As a sort of a visual, there is the analogy of a clogged sink with two faucets. When the FA from the diet faucet is turned off, the FA synthesis from the body faucet is increased to compensate. When FA is reintroduced into the diet, synthesis is reduced.

I hope this is helpful for anyone who doesn't understand medical jargon ^^

Ayln, thank you for the explanation. Perhaps you have the answer to another question. These researchers shut off fatty acid synthase in the liver by cutting out a key enzyme in the liver. If the body is still synthesizing fat, as you suggest, where else is DNL happening besides the liver?
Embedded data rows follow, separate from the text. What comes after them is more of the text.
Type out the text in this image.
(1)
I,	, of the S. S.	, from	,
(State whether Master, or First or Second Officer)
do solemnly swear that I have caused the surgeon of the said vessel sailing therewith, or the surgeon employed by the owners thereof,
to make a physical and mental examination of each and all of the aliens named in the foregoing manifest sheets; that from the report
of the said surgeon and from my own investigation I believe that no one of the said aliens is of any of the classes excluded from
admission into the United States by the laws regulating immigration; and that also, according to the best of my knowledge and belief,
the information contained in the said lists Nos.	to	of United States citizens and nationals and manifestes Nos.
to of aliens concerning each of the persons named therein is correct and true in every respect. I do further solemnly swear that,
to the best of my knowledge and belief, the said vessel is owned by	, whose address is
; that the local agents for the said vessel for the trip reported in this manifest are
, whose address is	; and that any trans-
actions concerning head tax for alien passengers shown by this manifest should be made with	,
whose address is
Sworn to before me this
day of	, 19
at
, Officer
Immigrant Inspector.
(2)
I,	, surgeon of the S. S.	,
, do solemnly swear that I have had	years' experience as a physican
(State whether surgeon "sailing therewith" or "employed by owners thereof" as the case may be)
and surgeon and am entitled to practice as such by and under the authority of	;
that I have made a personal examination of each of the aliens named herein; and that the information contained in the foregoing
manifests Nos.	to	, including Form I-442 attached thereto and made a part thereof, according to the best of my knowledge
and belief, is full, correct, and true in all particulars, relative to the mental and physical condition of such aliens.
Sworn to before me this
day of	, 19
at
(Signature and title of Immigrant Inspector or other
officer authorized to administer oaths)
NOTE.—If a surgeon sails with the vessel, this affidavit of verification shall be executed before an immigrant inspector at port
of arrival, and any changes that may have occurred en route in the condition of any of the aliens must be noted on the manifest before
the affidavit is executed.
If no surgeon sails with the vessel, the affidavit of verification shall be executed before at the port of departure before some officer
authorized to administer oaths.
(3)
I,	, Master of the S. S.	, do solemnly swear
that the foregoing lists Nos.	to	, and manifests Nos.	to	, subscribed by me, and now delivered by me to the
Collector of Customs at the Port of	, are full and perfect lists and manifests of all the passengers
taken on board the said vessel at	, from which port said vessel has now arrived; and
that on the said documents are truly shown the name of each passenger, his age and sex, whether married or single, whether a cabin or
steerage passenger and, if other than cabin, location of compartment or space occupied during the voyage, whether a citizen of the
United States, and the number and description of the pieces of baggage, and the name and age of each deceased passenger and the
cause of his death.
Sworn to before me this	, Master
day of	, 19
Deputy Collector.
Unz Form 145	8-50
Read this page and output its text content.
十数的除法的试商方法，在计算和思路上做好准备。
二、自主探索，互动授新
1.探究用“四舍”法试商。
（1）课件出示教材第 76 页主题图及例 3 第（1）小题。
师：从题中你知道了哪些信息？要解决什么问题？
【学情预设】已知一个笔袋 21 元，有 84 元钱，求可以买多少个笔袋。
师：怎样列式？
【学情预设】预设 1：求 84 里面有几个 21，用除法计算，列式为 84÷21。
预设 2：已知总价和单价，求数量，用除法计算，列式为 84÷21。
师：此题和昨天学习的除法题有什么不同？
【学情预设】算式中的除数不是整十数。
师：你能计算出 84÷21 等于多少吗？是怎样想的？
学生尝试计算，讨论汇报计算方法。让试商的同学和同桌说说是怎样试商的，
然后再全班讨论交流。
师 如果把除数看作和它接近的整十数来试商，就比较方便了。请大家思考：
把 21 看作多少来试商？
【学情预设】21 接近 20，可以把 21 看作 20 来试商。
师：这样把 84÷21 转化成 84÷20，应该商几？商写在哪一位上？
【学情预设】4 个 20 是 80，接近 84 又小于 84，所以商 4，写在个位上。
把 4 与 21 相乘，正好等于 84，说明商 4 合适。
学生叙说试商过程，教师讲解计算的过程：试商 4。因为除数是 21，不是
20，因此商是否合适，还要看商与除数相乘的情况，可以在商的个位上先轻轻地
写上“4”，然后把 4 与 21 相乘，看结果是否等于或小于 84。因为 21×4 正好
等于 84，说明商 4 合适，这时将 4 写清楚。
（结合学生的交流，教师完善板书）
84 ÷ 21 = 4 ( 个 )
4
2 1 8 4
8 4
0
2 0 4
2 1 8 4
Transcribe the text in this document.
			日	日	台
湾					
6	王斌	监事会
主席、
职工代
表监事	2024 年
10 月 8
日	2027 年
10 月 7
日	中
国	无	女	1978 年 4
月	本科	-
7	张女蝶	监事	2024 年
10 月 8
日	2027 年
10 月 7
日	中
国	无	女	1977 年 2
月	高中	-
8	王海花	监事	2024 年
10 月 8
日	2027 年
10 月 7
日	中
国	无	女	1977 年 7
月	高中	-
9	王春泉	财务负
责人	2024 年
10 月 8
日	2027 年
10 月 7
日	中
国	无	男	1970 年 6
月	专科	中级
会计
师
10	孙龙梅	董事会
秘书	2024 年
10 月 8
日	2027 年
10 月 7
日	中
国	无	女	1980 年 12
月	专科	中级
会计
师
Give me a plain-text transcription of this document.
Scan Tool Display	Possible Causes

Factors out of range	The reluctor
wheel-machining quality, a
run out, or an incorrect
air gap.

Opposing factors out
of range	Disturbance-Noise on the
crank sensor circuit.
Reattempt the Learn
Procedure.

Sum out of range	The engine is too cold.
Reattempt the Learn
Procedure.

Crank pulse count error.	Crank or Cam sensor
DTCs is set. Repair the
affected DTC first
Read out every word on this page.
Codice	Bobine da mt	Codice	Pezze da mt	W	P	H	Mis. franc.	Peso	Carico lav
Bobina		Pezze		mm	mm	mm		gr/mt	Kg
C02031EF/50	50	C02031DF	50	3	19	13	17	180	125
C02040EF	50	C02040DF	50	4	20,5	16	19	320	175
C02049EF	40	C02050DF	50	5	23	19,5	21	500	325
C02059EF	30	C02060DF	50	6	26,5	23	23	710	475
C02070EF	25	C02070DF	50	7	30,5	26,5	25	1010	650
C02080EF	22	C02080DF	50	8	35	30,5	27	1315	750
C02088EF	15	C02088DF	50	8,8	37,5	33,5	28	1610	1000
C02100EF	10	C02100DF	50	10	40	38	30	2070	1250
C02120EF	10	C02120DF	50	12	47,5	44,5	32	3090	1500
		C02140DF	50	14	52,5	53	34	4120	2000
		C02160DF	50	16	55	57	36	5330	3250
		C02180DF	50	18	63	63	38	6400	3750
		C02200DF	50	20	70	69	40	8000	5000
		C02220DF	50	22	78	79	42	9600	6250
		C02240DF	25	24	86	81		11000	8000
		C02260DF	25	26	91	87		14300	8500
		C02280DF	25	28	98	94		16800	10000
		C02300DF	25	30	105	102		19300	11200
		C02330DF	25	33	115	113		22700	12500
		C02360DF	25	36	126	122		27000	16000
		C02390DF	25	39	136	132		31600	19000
The researchers also reported low blood sugar in the transgenic mice on a zero fat diet. Was glucose not getting into the bloodstream under these conditions? If there's no DNL from glucose, where was it going?

The fat probably came from adipose tissue.

"Their old fat stores mobilized to the liver, but their livers could not initiate fat burning, and the fat just accumulated."

New fat is consumed in food or is newly made in the liver as glucose is converted to fat by fatty acid synthase, the enzyme missing in the FASKOL mice. When the system takes in high amounts of glucose, fatty acid synthase in the liver makes it into new fat.


My interpretation is that the old body fat was shuttled to the liver for burning, but since the enzyme was missing, the fat just accumulated. Similarly, the glucose taken in by the mice was sent to the liver for DNL but since the FASKOL enzyme is required for that as well, the glucose could not be used. As a result, the body makes futile attempts to send more and more glucose to the liver. The outcome is a fatty liver filled with glycogen, and hypoglycemia.

It is possible that some glucose was excreted in the urine as well, as in diabetes, but we can't know for sure without further research.